I fatti al centro della causa civile promossa dall’ufficiale si riferivano al contenuto dei servizi della trasmissione “Le Iene” dedicati al giallo di Acciaroli, andati in onda tra ottobre e novembre 2019, nel corso dei quali erano stati intervistati anche i fratelli Vassallo. Il tribunale, in una sentenza di 22 pagine, ha ritenuto diffamatori nei confronti di Cagnazzo, perché lesivi della sua reputazione, alcuni passaggi della trasmissione e ha liquidato a favore del colonnello la somma complessiva di 100 mila euro, ipotizzando una ripartizione del 40 per cento ciascuno in capo al giornalista e all’azienda e del restante dieci per cento ciascuno dei due fratelli del sindaco pescatore. Esclusa invece la responsabilità dell’ex fidanzato della figlia di Angelo Vassallo, Francesco Avallone, assistito dall’avvocato Raffaele De Simone: le sue dichiarazioni in trasmissione sono state ritenute generiche e pronunciate senza la consapevolezza di essere intervistato.

Annuncia ricorso in appello l’avvocato Antonio Ingroia, che assiste Dario e Massimo Vassallo. «Mi pare una sentenza incommentabile. Registro però aspetti discutibili, innanzitutto nell’entità stratosferica della somma riconosciuta a titolo di risarcimento, fuori dai range dei normali criteri di valutazione in caso di diffamazione. E poi – argomenta Ingroia – il diritto di critica vige ancora in questo Paese, i miei due assistiti hanno perso il fratello e hanno espresso le loro valutazioni, senza alcuna invettiva, sui gravissimi depistaggi emersi dalle indagini e dei quali parla anche il giudice nella sentenza di non luogo a procedere di Cagnazzo, pur ritenendo che non vi fosse prova di un’attività depistatoria posta in essere previo concerto con i mandanti del delitto, tale dunque da contestare un concorso nell’omicidio».

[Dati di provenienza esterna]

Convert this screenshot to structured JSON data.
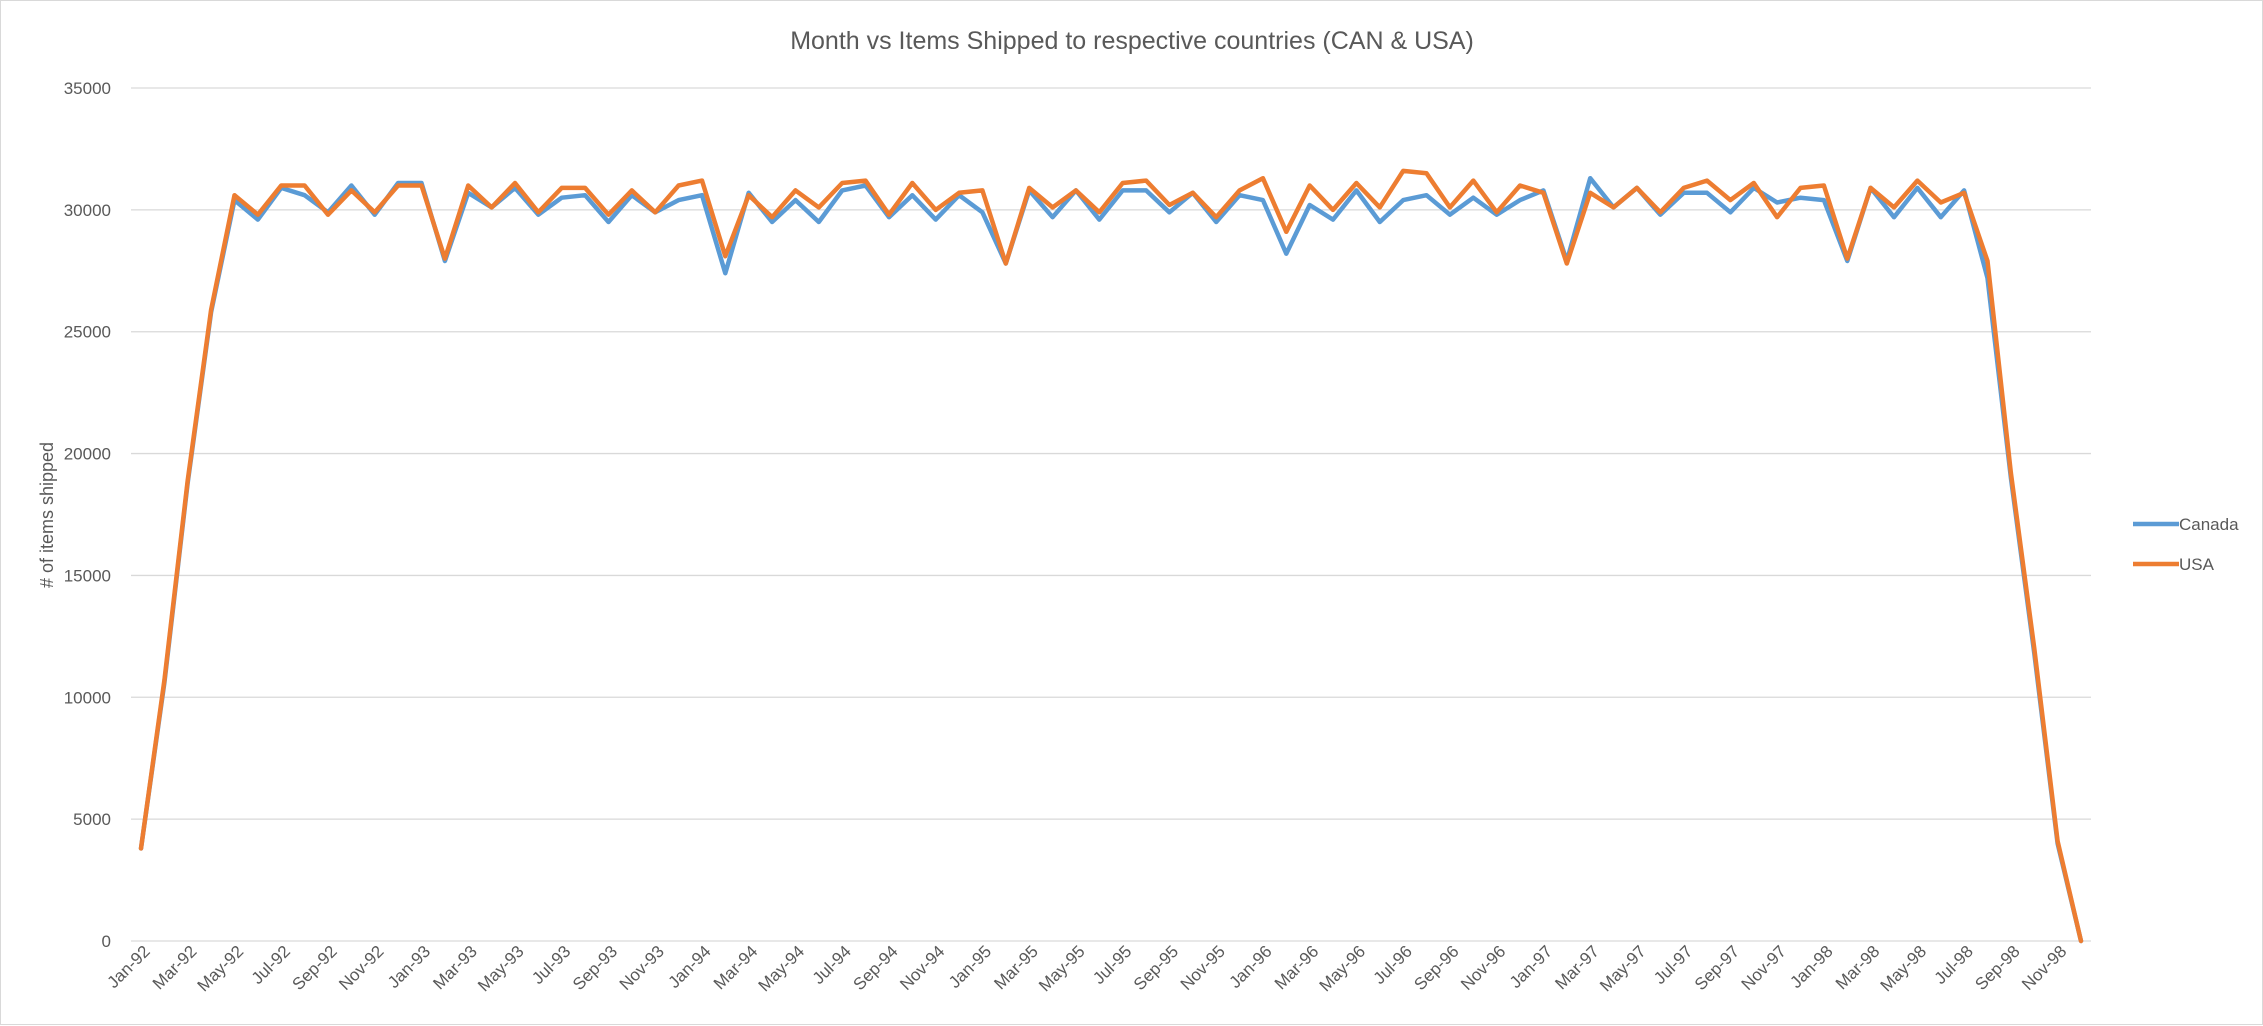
{
  "chart_data": {
    "type": "line",
    "title": "Month vs Items Shipped to respective countries (CAN & USA)",
    "xlabel": "",
    "ylabel": "# of items shipped",
    "ylim": [
      0,
      35000
    ],
    "yticks": [
      0,
      5000,
      10000,
      15000,
      20000,
      25000,
      30000,
      35000
    ],
    "grid": true,
    "legend_position": "right",
    "x_tick_labels": [
      "Jan-92",
      "Mar-92",
      "May-92",
      "Jul-92",
      "Sep-92",
      "Nov-92",
      "Jan-93",
      "Mar-93",
      "May-93",
      "Jul-93",
      "Sep-93",
      "Nov-93",
      "Jan-94",
      "Mar-94",
      "May-94",
      "Jul-94",
      "Sep-94",
      "Nov-94",
      "Jan-95",
      "Mar-95",
      "May-95",
      "Jul-95",
      "Sep-95",
      "Nov-95",
      "Jan-96",
      "Mar-96",
      "May-96",
      "Jul-96",
      "Sep-96",
      "Nov-96",
      "Jan-97",
      "Mar-97",
      "May-97",
      "Jul-97",
      "Sep-97",
      "Nov-97",
      "Jan-98",
      "Mar-98",
      "May-98",
      "Jul-98",
      "Sep-98",
      "Nov-98"
    ],
    "x": [
      "Jan-92",
      "Feb-92",
      "Mar-92",
      "Apr-92",
      "May-92",
      "Jun-92",
      "Jul-92",
      "Aug-92",
      "Sep-92",
      "Oct-92",
      "Nov-92",
      "Dec-92",
      "Jan-93",
      "Feb-93",
      "Mar-93",
      "Apr-93",
      "May-93",
      "Jun-93",
      "Jul-93",
      "Aug-93",
      "Sep-93",
      "Oct-93",
      "Nov-93",
      "Dec-93",
      "Jan-94",
      "Feb-94",
      "Mar-94",
      "Apr-94",
      "May-94",
      "Jun-94",
      "Jul-94",
      "Aug-94",
      "Sep-94",
      "Oct-94",
      "Nov-94",
      "Dec-94",
      "Jan-95",
      "Feb-95",
      "Mar-95",
      "Apr-95",
      "May-95",
      "Jun-95",
      "Jul-95",
      "Aug-95",
      "Sep-95",
      "Oct-95",
      "Nov-95",
      "Dec-95",
      "Jan-96",
      "Feb-96",
      "Mar-96",
      "Apr-96",
      "May-96",
      "Jun-96",
      "Jul-96",
      "Aug-96",
      "Sep-96",
      "Oct-96",
      "Nov-96",
      "Dec-96",
      "Jan-97",
      "Feb-97",
      "Mar-97",
      "Apr-97",
      "May-97",
      "Jun-97",
      "Jul-97",
      "Aug-97",
      "Sep-97",
      "Oct-97",
      "Nov-97",
      "Dec-97",
      "Jan-98",
      "Feb-98",
      "Mar-98",
      "Apr-98",
      "May-98",
      "Jun-98",
      "Jul-98",
      "Aug-98",
      "Sep-98",
      "Oct-98",
      "Nov-98",
      "Dec-98"
    ],
    "series": [
      {
        "name": "Canada",
        "color": "#5b9bd5",
        "values": [
          3800,
          10600,
          18800,
          25800,
          30400,
          29600,
          30900,
          30600,
          29900,
          31000,
          29800,
          31100,
          31100,
          27900,
          30700,
          30100,
          30900,
          29800,
          30500,
          30600,
          29500,
          30600,
          29900,
          30400,
          30600,
          27400,
          30700,
          29500,
          30400,
          29500,
          30800,
          31000,
          29700,
          30600,
          29600,
          30600,
          29900,
          27800,
          30800,
          29700,
          30800,
          29600,
          30800,
          30800,
          29900,
          30700,
          29500,
          30600,
          30400,
          28200,
          30200,
          29600,
          30800,
          29500,
          30400,
          30600,
          29800,
          30500,
          29800,
          30400,
          30800,
          27900,
          31300,
          30100,
          30900,
          29800,
          30700,
          30700,
          29900,
          30900,
          30300,
          30500,
          30400,
          27900,
          30900,
          29700,
          30900,
          29700,
          30800,
          27200,
          19000,
          11800,
          4000,
          0
        ]
      },
      {
        "name": "USA",
        "color": "#ed7d31",
        "values": [
          3800,
          10700,
          18900,
          25900,
          30600,
          29800,
          31000,
          31000,
          29800,
          30800,
          29900,
          31000,
          31000,
          28000,
          31000,
          30100,
          31100,
          29900,
          30900,
          30900,
          29800,
          30800,
          29900,
          31000,
          31200,
          28100,
          30600,
          29700,
          30800,
          30100,
          31100,
          31200,
          29800,
          31100,
          30000,
          30700,
          30800,
          27800,
          30900,
          30100,
          30800,
          29900,
          31100,
          31200,
          30200,
          30700,
          29700,
          30800,
          31300,
          29100,
          31000,
          30000,
          31100,
          30100,
          31600,
          31500,
          30100,
          31200,
          29900,
          31000,
          30700,
          27800,
          30700,
          30100,
          30900,
          29900,
          30900,
          31200,
          30400,
          31100,
          29700,
          30900,
          31000,
          28000,
          30900,
          30100,
          31200,
          30300,
          30700,
          27900,
          19200,
          12000,
          4100,
          0
        ]
      }
    ]
  }
}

Il proscioglimento di Cagnazzo è stato impugnato dalla Procura di Salerno, l’udienza d’appello inizierà il 12 novembre. Nella ricostruzione dei carabinieri del Ros coordinati dalla pm Elena Guarino, il sindaco pescatore fu ucciso perché era in procinto di denunciare le complicità del traffico di droga che, nell’estate del 2010, aveva invaso Acciaroli. Oltre a Cagnazzo, prosciolto in udienza preliminare come chiesto dagli avvocati Ilaria Criscuolo e Agostino De Caro, il 19 giugno è stato assolto nel processo con rito abbreviato l’ex collaboratore di giustizia Romolo Ridosso. Il 2 novembre, in Corte di assise, inizia il processo nei confronti dei due imputati rimasti, l’ex sottufficiale dei carabinieri Lazzaro Cioffi e l’imprenditore cilentano Giuseppe Cipriano. Entrambi respingono le accuse. Il presunto esecutore materiale non è stato mai individuato. Ora un’altra estate sta per finire e il giallo del Cilento rimane irrisolto.